JAKARTA, JUMAT - Pemerintah mendapatkan komitmen pinjaman siaga (stanby loan) total sebesar 5 miliar dolar AS. Dana tersebut diperoleh dari Jepang, Australia, Bank Pembangunan Asian (ADB), dan Bank Dunia.
Hal tersebut disampaikan plt Menteri Koordinator bidang Perekonomian sekaligus Menteri Keuangan Sri Mulyani Indrawati usai pelantikan pejabat eselon di gedung Depkeu, Jakarta, Jumat (5/12).

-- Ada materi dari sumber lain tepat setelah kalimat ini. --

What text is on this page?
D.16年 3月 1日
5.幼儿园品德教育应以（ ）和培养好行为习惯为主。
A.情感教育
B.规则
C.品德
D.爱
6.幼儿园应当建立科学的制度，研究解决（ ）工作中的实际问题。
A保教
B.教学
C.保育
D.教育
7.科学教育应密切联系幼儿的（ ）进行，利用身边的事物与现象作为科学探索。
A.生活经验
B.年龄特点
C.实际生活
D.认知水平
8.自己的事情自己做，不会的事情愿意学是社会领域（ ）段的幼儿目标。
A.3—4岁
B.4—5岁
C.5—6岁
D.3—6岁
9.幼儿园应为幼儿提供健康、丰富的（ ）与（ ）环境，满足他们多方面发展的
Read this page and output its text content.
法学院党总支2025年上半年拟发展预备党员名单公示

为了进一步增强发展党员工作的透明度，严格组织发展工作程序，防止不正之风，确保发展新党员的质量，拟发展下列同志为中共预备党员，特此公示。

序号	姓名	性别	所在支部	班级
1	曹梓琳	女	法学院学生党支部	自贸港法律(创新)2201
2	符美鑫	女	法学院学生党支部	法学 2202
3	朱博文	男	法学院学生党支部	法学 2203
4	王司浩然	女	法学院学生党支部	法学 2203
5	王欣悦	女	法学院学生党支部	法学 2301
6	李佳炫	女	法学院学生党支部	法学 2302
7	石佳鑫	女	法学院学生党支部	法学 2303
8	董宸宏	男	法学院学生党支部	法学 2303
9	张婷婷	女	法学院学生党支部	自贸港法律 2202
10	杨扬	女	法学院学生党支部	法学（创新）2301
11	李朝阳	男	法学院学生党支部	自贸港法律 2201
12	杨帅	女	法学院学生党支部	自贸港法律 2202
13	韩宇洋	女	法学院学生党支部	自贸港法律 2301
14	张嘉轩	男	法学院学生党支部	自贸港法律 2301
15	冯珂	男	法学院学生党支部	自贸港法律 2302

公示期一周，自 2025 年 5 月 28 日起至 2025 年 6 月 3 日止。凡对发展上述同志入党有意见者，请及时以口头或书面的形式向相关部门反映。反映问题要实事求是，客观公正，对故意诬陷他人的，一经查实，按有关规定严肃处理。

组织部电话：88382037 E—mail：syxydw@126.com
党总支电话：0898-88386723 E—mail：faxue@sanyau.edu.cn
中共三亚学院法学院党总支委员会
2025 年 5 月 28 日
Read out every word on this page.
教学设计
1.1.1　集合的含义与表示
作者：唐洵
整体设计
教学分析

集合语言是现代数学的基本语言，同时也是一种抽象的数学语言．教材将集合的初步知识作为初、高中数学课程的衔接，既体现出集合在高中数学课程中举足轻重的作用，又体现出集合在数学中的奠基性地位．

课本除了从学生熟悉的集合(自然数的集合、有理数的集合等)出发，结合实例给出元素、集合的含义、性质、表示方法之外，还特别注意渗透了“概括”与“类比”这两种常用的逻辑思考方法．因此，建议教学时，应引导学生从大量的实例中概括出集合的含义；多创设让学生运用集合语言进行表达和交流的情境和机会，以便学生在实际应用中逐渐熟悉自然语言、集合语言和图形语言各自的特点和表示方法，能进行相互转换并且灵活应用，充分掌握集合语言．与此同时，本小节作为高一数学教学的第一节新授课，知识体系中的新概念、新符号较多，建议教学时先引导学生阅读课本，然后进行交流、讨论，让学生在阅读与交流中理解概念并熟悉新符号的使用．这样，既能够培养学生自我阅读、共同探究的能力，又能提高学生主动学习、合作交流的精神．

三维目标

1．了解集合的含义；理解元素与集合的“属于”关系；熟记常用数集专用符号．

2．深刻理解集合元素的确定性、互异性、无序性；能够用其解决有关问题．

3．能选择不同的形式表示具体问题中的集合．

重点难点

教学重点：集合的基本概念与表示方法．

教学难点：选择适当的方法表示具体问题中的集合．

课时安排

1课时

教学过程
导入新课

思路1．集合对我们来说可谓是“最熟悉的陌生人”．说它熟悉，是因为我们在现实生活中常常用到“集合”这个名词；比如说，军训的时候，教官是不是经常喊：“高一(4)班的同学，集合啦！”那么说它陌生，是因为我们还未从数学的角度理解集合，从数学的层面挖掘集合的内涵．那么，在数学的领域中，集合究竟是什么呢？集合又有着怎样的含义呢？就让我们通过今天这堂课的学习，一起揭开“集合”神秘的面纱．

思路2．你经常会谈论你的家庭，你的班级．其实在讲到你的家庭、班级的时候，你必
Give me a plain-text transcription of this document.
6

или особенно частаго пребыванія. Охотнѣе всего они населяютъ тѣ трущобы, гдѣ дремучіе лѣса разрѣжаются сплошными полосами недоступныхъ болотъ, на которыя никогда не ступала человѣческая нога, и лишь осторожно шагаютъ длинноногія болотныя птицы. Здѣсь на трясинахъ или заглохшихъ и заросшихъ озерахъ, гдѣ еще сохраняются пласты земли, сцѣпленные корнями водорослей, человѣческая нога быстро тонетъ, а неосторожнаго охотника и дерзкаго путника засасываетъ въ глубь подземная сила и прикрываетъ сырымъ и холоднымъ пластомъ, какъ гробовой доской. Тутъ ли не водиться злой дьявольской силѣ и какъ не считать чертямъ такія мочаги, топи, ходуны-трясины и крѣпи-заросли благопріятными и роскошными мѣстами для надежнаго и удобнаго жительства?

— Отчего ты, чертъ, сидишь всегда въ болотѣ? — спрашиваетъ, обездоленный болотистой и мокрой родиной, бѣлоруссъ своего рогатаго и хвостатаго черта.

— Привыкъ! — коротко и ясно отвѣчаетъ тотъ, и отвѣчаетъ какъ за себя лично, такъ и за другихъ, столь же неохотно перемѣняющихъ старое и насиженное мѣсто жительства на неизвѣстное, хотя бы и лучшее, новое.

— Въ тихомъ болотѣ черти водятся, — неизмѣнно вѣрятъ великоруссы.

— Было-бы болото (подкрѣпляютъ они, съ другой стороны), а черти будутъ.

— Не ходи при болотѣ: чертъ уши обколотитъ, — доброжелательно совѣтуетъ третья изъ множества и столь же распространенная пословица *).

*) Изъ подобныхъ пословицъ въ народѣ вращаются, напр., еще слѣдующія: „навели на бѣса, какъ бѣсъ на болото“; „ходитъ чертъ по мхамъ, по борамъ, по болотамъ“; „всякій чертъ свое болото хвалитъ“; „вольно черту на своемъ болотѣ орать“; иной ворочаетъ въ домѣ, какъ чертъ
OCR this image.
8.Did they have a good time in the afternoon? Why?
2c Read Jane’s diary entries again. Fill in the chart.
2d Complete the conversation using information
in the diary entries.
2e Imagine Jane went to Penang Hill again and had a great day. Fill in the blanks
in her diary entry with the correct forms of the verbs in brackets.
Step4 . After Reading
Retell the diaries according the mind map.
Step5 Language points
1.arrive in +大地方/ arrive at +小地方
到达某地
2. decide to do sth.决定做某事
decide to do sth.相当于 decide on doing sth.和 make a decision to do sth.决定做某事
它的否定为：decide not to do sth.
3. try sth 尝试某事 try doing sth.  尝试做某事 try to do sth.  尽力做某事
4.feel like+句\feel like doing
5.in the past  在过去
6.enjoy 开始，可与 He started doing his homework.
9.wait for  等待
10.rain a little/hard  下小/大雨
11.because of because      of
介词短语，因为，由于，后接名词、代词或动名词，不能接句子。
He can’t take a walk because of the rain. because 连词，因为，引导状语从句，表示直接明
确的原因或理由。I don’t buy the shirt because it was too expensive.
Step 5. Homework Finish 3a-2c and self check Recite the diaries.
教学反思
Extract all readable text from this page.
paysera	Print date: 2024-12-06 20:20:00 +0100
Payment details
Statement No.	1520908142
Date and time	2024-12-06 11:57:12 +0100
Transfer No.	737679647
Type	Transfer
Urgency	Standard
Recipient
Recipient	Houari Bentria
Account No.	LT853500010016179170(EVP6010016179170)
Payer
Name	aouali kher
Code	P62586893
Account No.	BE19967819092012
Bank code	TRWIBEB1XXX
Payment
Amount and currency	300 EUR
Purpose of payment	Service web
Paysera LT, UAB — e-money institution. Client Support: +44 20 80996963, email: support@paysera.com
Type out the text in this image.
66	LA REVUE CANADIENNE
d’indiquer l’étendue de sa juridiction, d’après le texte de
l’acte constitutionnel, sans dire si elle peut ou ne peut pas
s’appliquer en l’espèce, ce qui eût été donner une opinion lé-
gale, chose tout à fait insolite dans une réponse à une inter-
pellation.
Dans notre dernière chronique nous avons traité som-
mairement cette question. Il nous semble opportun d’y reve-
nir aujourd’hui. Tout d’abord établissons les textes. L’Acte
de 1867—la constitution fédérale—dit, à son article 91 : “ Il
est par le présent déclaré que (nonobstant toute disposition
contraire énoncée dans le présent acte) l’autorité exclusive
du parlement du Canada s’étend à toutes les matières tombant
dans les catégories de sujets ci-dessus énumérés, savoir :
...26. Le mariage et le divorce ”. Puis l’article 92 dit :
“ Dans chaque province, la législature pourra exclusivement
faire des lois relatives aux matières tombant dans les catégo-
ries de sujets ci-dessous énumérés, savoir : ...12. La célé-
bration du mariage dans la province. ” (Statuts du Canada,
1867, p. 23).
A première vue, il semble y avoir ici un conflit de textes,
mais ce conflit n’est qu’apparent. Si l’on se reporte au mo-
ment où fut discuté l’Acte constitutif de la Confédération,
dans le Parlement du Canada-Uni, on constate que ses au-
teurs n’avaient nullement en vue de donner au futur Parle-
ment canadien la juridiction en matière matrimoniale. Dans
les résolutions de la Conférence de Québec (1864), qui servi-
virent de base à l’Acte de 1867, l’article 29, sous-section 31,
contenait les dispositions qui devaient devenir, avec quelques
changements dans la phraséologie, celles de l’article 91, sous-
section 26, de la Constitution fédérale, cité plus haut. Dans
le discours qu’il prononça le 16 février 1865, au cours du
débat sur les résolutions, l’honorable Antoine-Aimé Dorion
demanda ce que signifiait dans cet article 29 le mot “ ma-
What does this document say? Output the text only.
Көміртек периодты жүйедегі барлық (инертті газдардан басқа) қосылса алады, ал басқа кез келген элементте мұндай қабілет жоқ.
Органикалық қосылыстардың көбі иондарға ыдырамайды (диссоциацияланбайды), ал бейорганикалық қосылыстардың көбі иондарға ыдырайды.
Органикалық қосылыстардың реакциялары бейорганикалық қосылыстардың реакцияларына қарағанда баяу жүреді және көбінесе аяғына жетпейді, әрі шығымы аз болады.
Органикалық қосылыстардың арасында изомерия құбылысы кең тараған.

Ani mengatakan dana standby loan ini bisa ditarik atau tidak, tergantung biaya dan waktunya. Kalau pasar masih terganggu, dan harga pasar saham dan obligasi menjadi sangat mahal sehingga risiko tinggi, maka akan dilakukan penarikan stanby loan (withdraw standby). Sebaliknya, kalau biaya di pasar sudah turun dan normal, serta krisis global tidak kontinyu, maka tidak akan dilakukan withdraw stanby.
"Artinya global bond sudah restore, maka kita bisa pakai dana APBN. Ini yang sedang kita bahas," kata Ani.
Jika nanti dalam pembahasan sudah ada hasil, dan disetujui, maka akan diumumkan pada Januari 2009 mendatang. Ani mengatakan support yang saat ini muncul atau confirm sangat menggembirakan. Artinya, selain ada dana di APBN sebanyak Rp 2,8 triliun, masih ada dana pinjaman siaga yang sudah confirm sekitar 5 miliar dollar AS.
Seperti diketahui, pemerintah membutuhkan pinjaman siaga untuk mengantisipasi bila penurunan pertumbuhan ekonomi tahun depan di bawah 6 persen.